Improving Systems and Habits

Using systems and habits to improve your life is a proven method to succeed. It requires seeing the work as a system and then adjusting your thoughts and behaviors to be able to take advantage of your opportunities in life.

Communication habits

Scott Miker

The ability to communicate is a very important skill that too many of us ignore.  This doesn’t necessarily mean the ability to give a formal speech without any grammar errors. 

It means being able to take a thought in our head and convey that message to others.  It could be in a negotiation, during a sales pitch, or even pouring out your heart for the one you love.

Years ago, as I was reading Rich Dad Poor Dad by Robert Kiyosaki, I read something that has stuck with me for years.  He said, “The ability to sell – to communicate to another human being, be it a customer, employee, boss, spouse, or child – is the base skill of personal success.”

The idea that a financial guru put so much emphasis on communication was a little surprising.  But as I started out on various entrepreneurial quests I started to understand what he meant and realize the direct connection between communication and money.

If the ability to communicate is so important, what can we do to improve?  How can we start to become better communicators?

Luckily there are numerous methods of achieving this.  First, plenty of colleges have classes on communication, English, negotiation skills, sales tactics, etc.  This can give a formal overview of communication and dive into specific situations that matter to us.

There is a group that has existed for decades whose sole purpose is to improve communication skills.  Toastmasters International is a group that meets regularly to help members become better speakers.  I was involved in this group for years and I still rely on the skills I improved on a daily basis as a member of Toastmasters. 

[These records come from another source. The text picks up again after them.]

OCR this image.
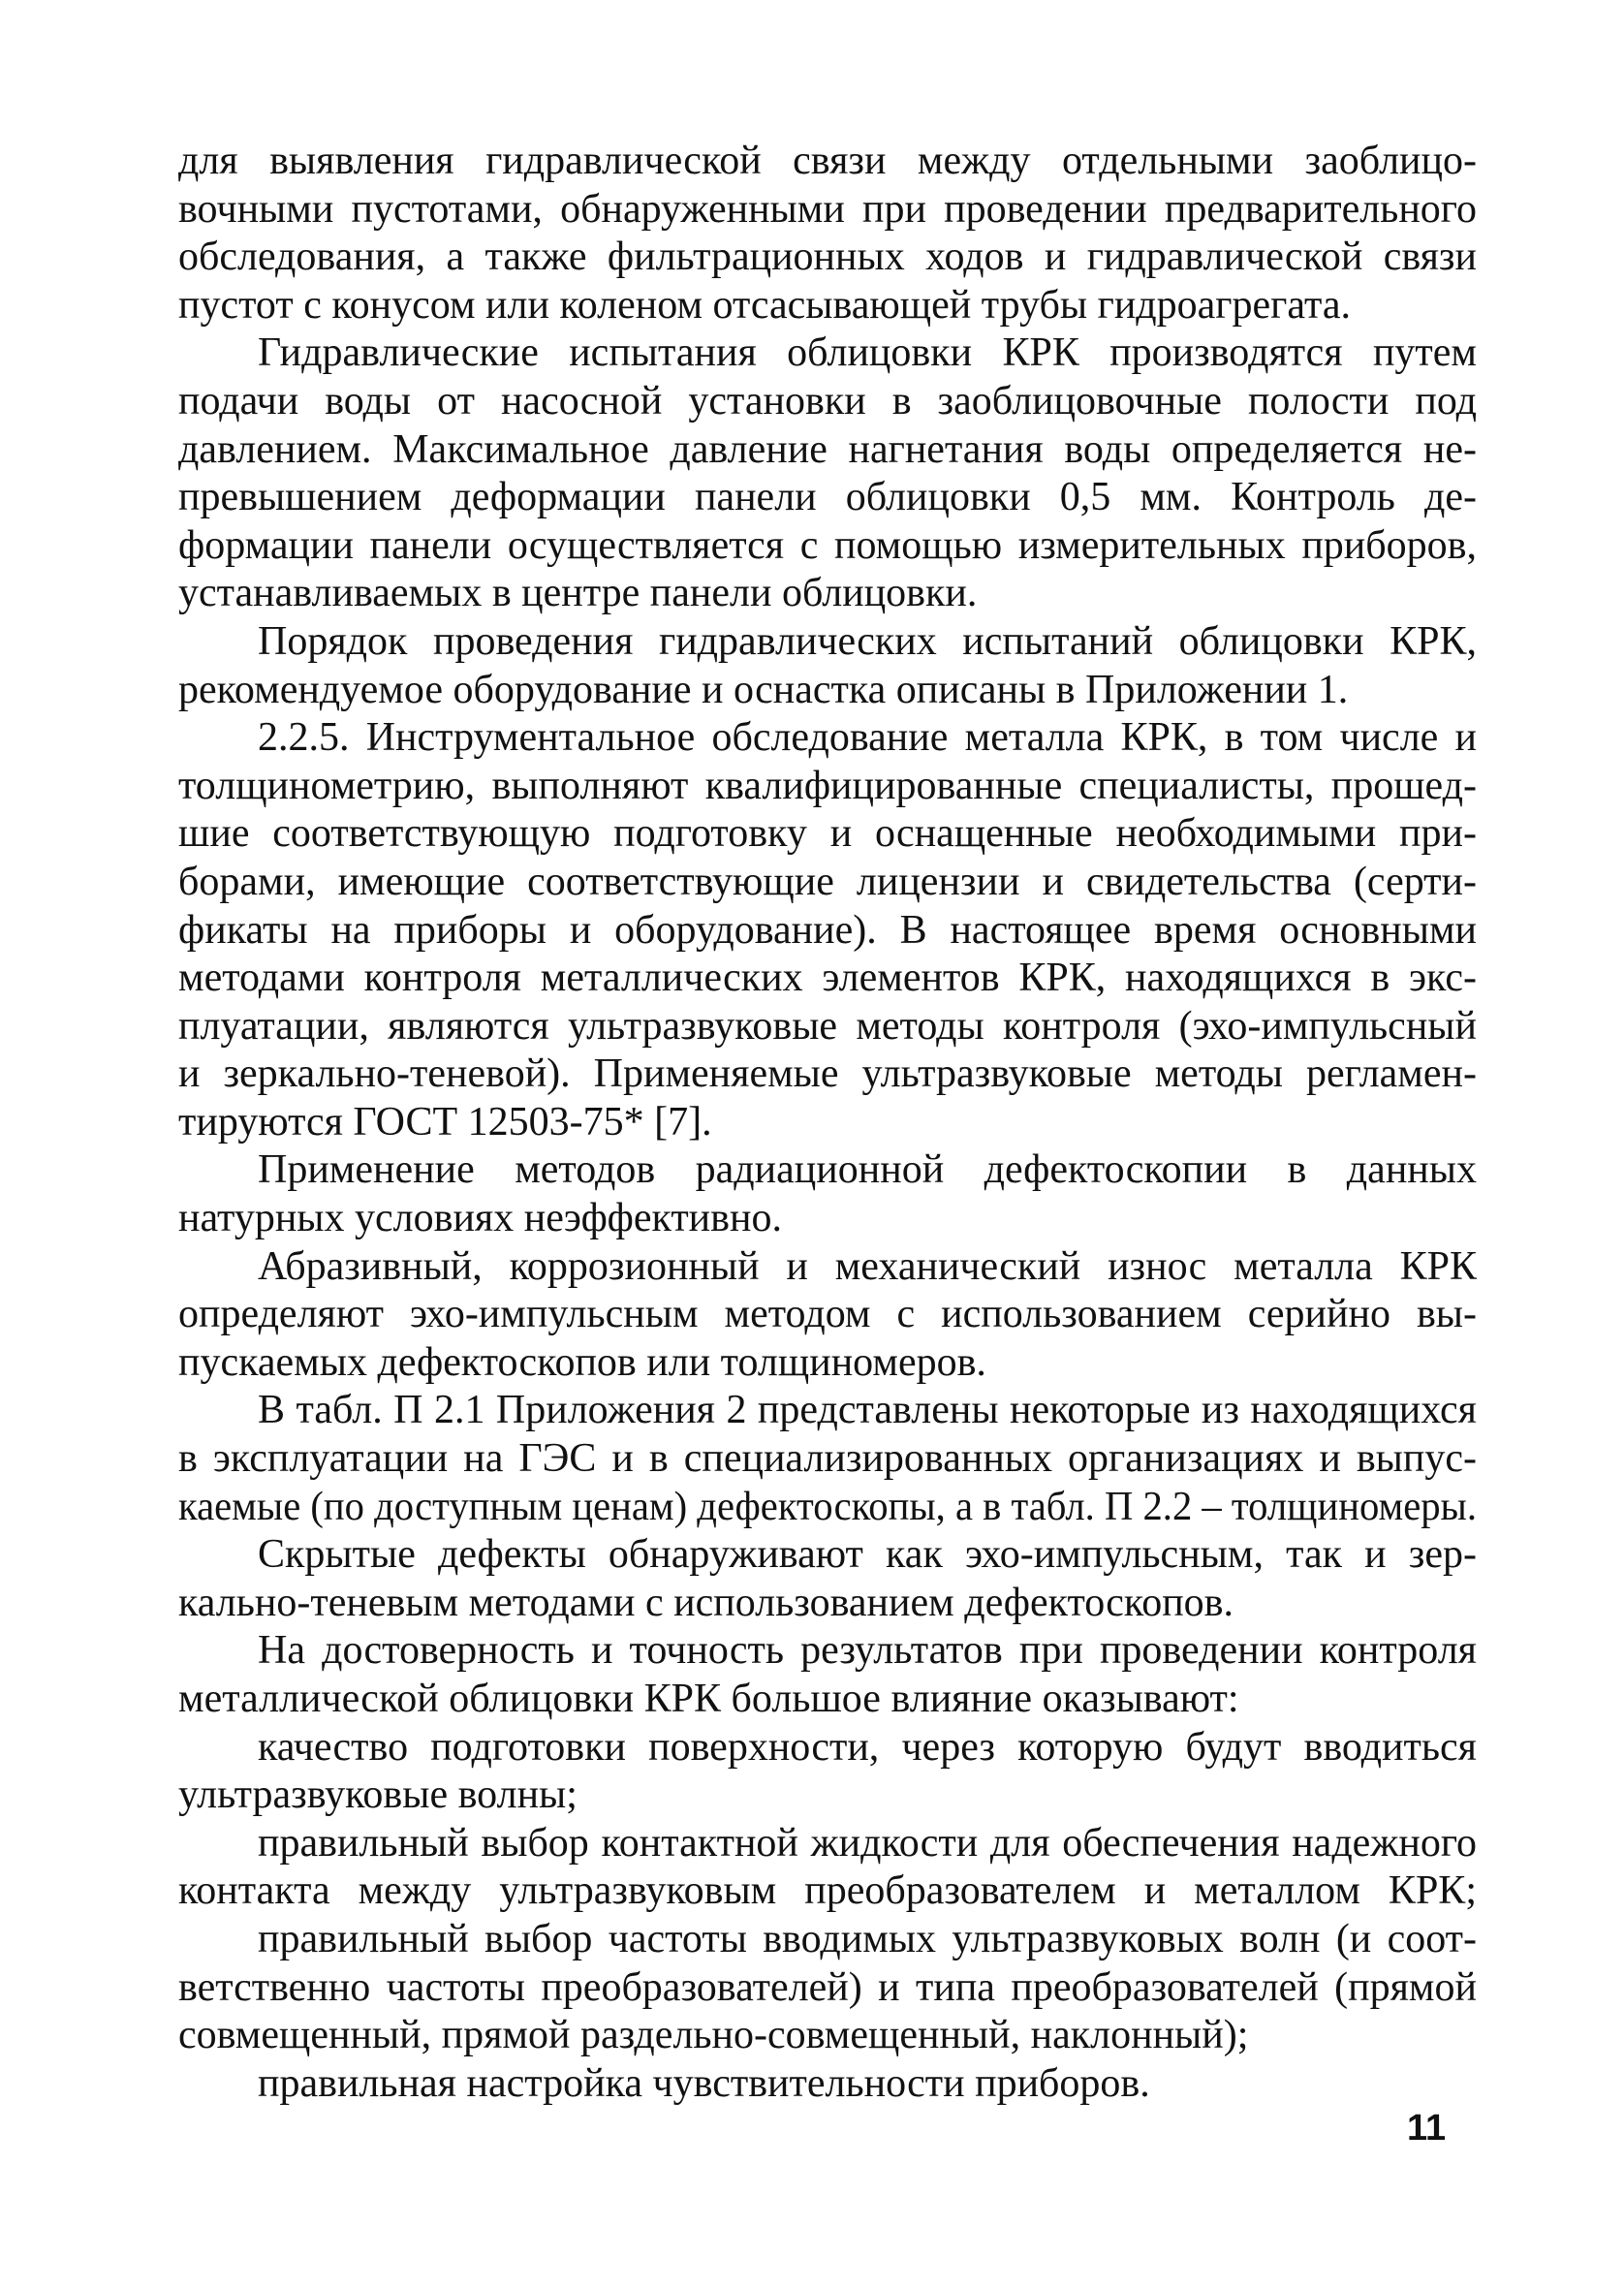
для выявления гидравлической связи между отдельными заоблицо-
вочными пустотами, обнаруженными при проведении предварительного
обследования, а также фильтрационных ходов и гидравлической связи
пустот с конусом или коленом отсасывающей трубы гидроагрегата.
Гидравлические испытания облицовки КРК производятся путем
подачи воды от насосной установки в заоблицовочные полости под
давлением. Максимальное давление нагнетания воды определяется не-
превышением деформации панели облицовки 0,5 мм. Контроль де-
формации панели осуществляется с помощью измерительных приборов,
устанавливаемых в центре панели облицовки.
Порядок проведения гидравлических испытаний облицовки КРК,
рекомендуемое оборудование и оснастка описаны в Приложении 1.
2.2.5. Инструментальное обследование металла КРК, в том числе и
толщинометрию, выполняют квалифицированные специалисты, прошед-
шие соответствующую подготовку и оснащенные необходимыми при-
борами, имеющие соответствующие лицензии и свидетельства (серти-
фикаты на приборы и оборудование). В настоящее время основными
методами контроля металлических элементов КРК, находящихся в экс-
плуатации, являются ультразвуковые методы контроля (эхо-импульсный
и зеркально-теневой). Применяемые ультразвуковые методы регламен-
тируются ГОСТ 12503-75* [7].
Применение методов радиационной дефектоскопии в данных
натурных условиях неэффективно.
Абразивный, коррозионный и механический износ металла КРК
определяют эхо-импульсным методом с использованием серийно вы-
пускаемых дефектоскопов или толщиномеров.
В табл. П 2.1 Приложения 2 представлены некоторые из находящихся
в эксплуатации на ГЭС и в специализированных организациях и выпус-
каемые (по доступным ценам) дефектоскопы, а в табл. П 2.2 – толщиномеры.
Скрытые дефекты обнаруживают как эхо-импульсным, так и зер-
кально-теневым методами с использованием дефектоскопов.
На достоверность и точность результатов при проведении контроля
металлической облицовки КРК большое влияние оказывают:
качество подготовки поверхности, через которую будут вводиться
ультразвуковые волны;
правильный выбор контактной жидкости для обеспечения надежного
контакта между ультразвуковым преобразователем и металлом КРК;
правильный выбор частоты вводимых ультразвуковых волн (и соот-
ветственно частоты преобразователей) и типа преобразователей (прямой
совмещенный, прямой раздельно-совмещенный, наклонный);
правильная настройка чувствительности приборов.
11
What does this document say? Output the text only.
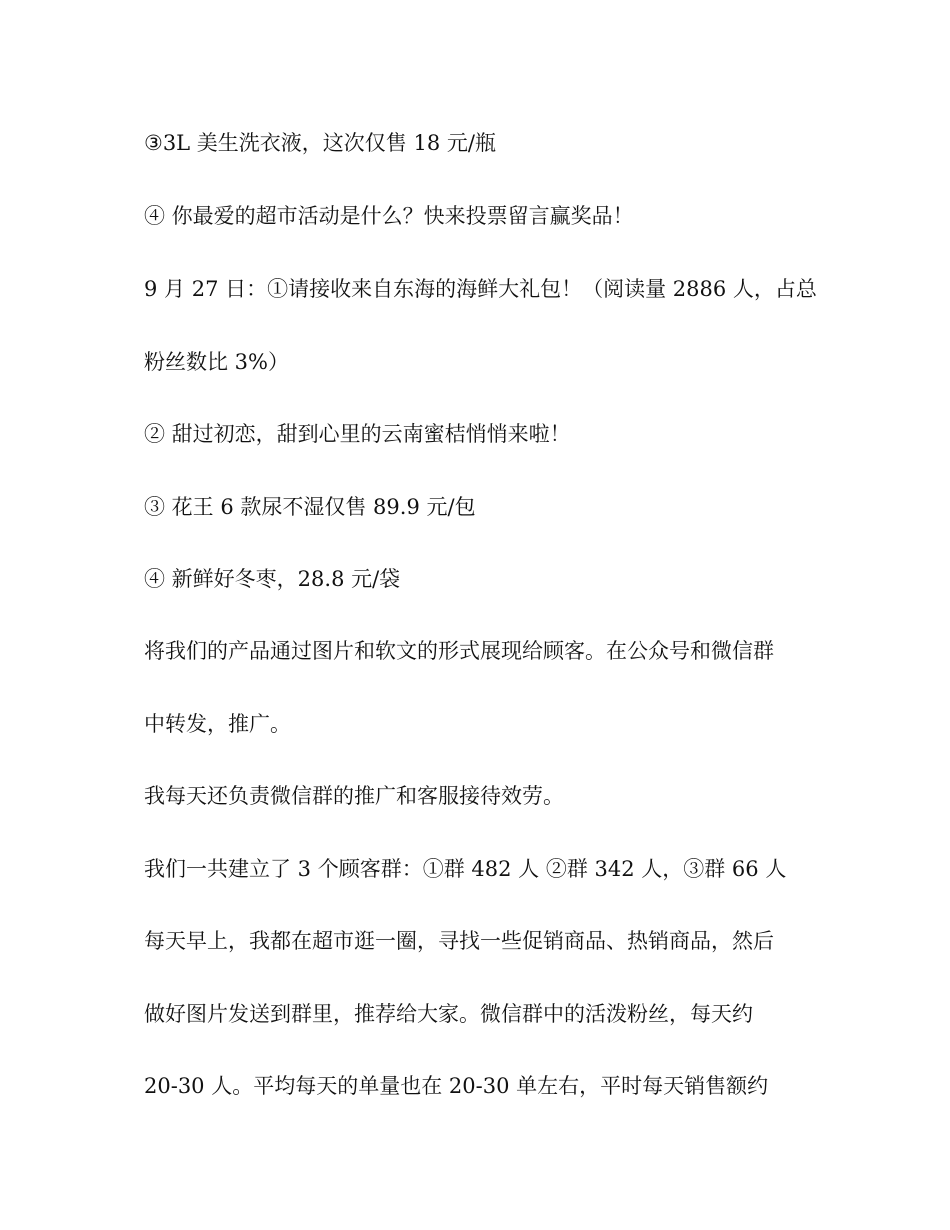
③3L 美生洗衣液，这次仅售 18 元/瓶
④ 你最爱的超市活动是什么？快来投票留言赢奖品！
9 月 27 日：①请接收来自东海的海鲜大礼包！（阅读量 2886 人，占总
粉丝数比 3%）
② 甜过初恋，甜到心里的云南蜜桔悄悄来啦！
③ 花王 6 款尿不湿仅售 89.9 元/包
④ 新鲜好冬枣，28.8 元/袋
将我们的产品通过图片和软文的形式展现给顾客。在公众号和微信群
中转发，推广。
我每天还负责微信群的推广和客服接待效劳。
我们一共建立了 3 个顾客群：①群 482 人 ②群 342 人，③群 66 人
每天早上，我都在超市逛一圈，寻找一些促销商品、热销商品，然后
做好图片发送到群里，推荐给大家。微信群中的活泼粉丝，每天约
20-30 人。平均每天的单量也在 20-30 单左右，平时每天销售额约
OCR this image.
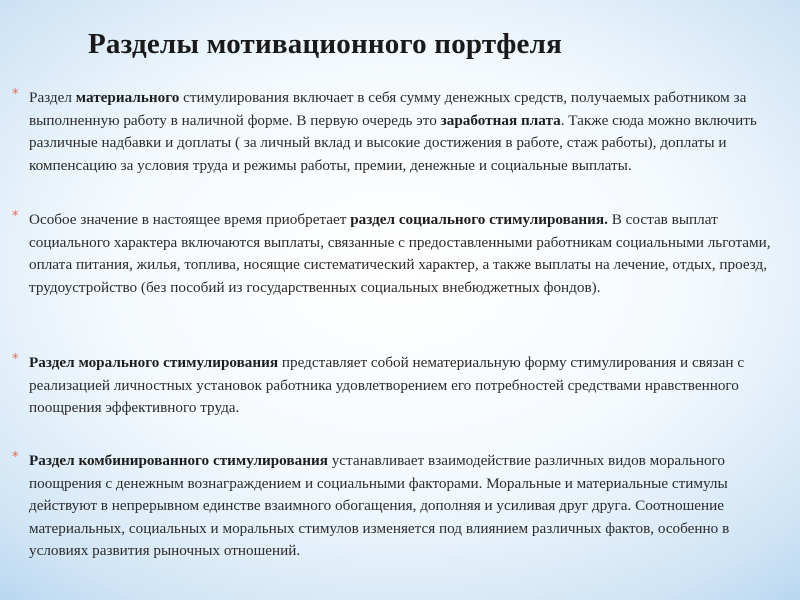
Разделы мотивационного портфеля
* Раздел материального стимулирования включает в себя сумму денежных средств, получаемых работником за выполненную работу в наличной форме. В первую очередь это заработная плата. Также сюда можно включить различные надбавки и доплаты ( за личный вклад и высокие достижения в работе, стаж работы), доплаты и компенсацию за условия труда и режимы работы, премии, денежные и социальные выплаты.

* Особое значение в настоящее время приобретает раздел социального стимулирования. В состав выплат социального характера включаются выплаты, связанные с предоставленными работникам социальными льготами, оплата питания, жилья, топлива, носящие систематический характер, а также выплаты на лечение, отдых, проезд, трудоустройство (без пособий из государственных социальных внебюджетных фондов).

* Раздел морального стимулирования представляет собой нематериальную форму стимулирования и связан с реализацией личностных установок работника удовлетворением его потребностей средствами нравственного поощрения эффективного труда.

* Раздел комбинированного стимулирования устанавливает взаимодействие различных видов морального поощрения с денежным вознаграждением и социальными факторами. Моральные и материальные стимулы действуют в непрерывном единстве взаимного обогащения, дополняя и усиливая друг друга. Соотношение материальных, социальных и моральных стимулов изменяется под влиянием различных фактов, особенно в условиях развития рыночных отношений.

But it isn’t enough to just learn about communication.  We have to form the necessary habits to improve.  By focusing at the habitual level, we can start to lock into an improved communication style and better communicate to others in all areas of life.

Benjamin Franklin started a similar group during his time.  He called in the Junto.  In his autobiography he speaks to the value of this group and the importance of communication skills and habits when he says, “And the club continu’d almost as long and was the best School of Philosophy, Morals and Politics that when existed in the Province; for our Queries which were read the Week preceding their Discussion, put us on Reading with Attention upon the several Subjects, that we might speak more to the purpose: and here too we acquired better Habits of Conversation, every thing being studied in our Rules which might prevent our disgusting each other.”

Most people acknowledge the importance of communication skills but don’t work to improve them over time.  They view them as static, unchanging aspects of who we are.  But this isn’t true.

We can all improve our ability to communicate.  We can learn new methods and focus on better connecting with our audience or better explaining our point of view.  We can learn how to motivate others, how to sell an idea, and how to make use of the Socratic method. 

But the key is to take this knowledge and turn it into habit so that you can utilize these skills on a daily basis and call them up quickly and easily in conversation.  This will give you an enormous advantage in life, whether it is interviewing for a job, closing a big sale, or pitching your startup to an investor. 

But being a great communicator is rarely due to happenstance or luck and more aligned with working for years to improve our habits.  So learn to hone these skills using the systems and habits approach to improvement and slowly growing our abilities over time.